Zucchini Bread

15 ingredients
3 steps

Ingredients

  • 3 cups shredded zucchini (about 3 medium)
  • 4 cups all-purpose flour
  • 1 cup plus 2 tablespoons granulated sugar, divided
  • 1/2 cup chopped walnuts, toasted
  • 1/4 cup packed brown sugar
  • 5 teaspoons baking powder
  • 1 tablespoon grated lemon rind
  • 1 1/2 teaspoons ground cinnamon
  • 1/2 teaspoon salt
  • 1/4 teaspoon ground nutmeg
  • 1 1/2 cups skim milk
  • 6 tablespoons vegetable oil
  • 2 teaspoons vanilla extract
  • 2 large eggs
  • Cooking spray

Directions

  1. 1
    Preheat oven to 350°.
  2. 2
    Press zucchini on several layers of paper towels.

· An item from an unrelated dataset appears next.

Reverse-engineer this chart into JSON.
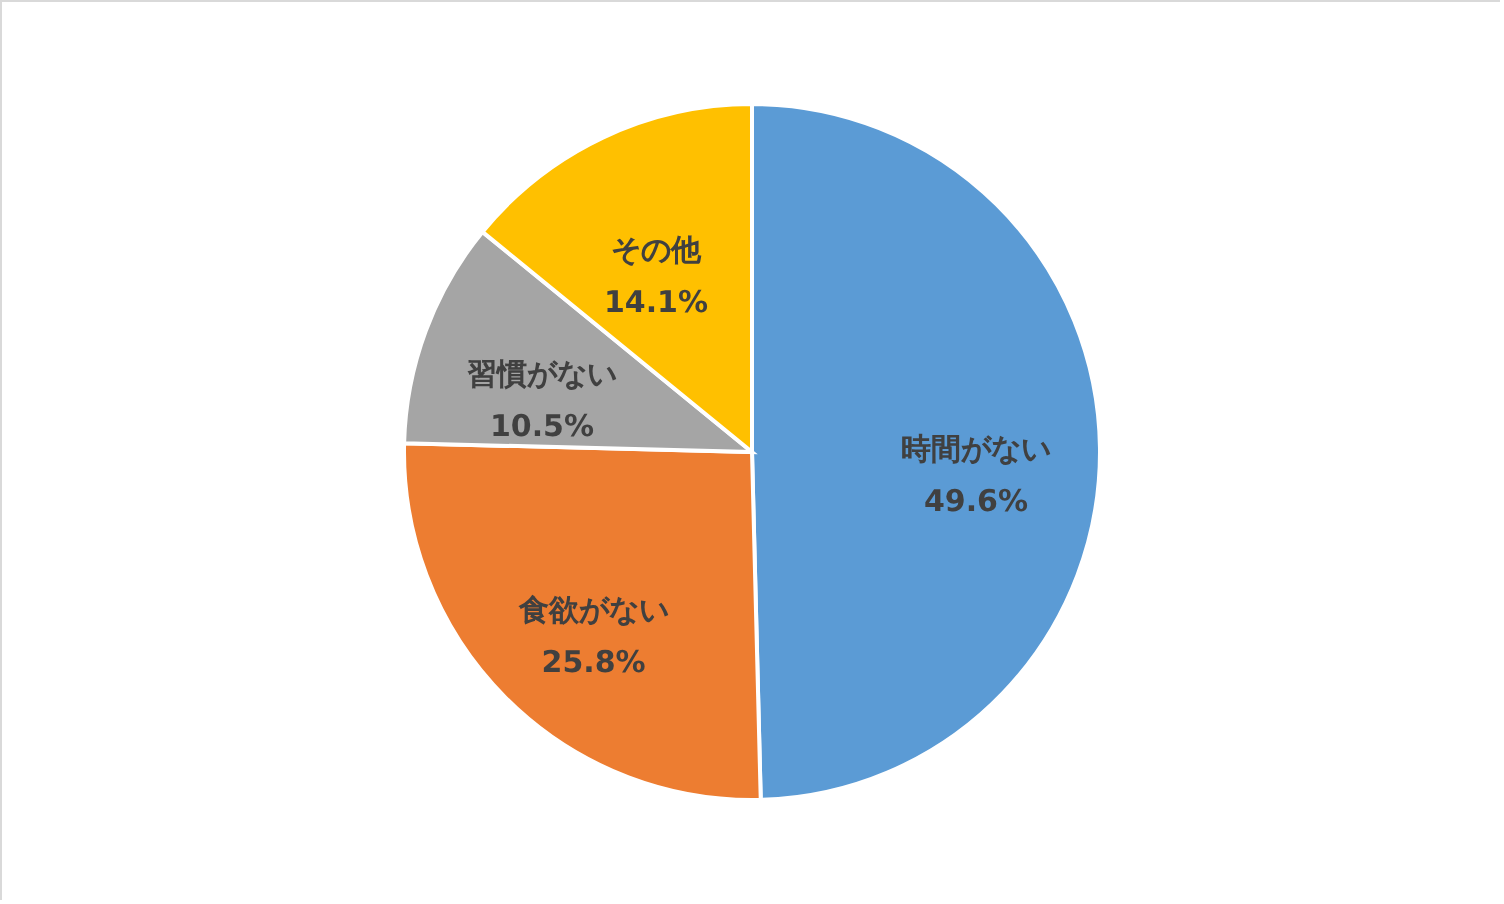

Cover with additional paper towels; set aside.
  3. 3
    Combine flour, 1 cup granulated sugar, walnuts, and next 6 ingredients (walnuts through nutmeg) in a large bowl; make a well in center of mixture. Combine milk, oil, vanilla, and eggs in a bowl; stir with a whisk. Add zucchini; stir. Add to flour mixture; stir just until moist. Divide batter evenly between 2 (8 x 4-inch) loaf pans coated with cooking spray. Sprinkle each with 1 tablespoon granulated sugar. Bake at 350° for 1 hour and 10 minutes or until a wooden pick inserted in center comes out clean. Cool 5 minutes in pans on a wire rack; remove from pans. Cool completely on wire rack.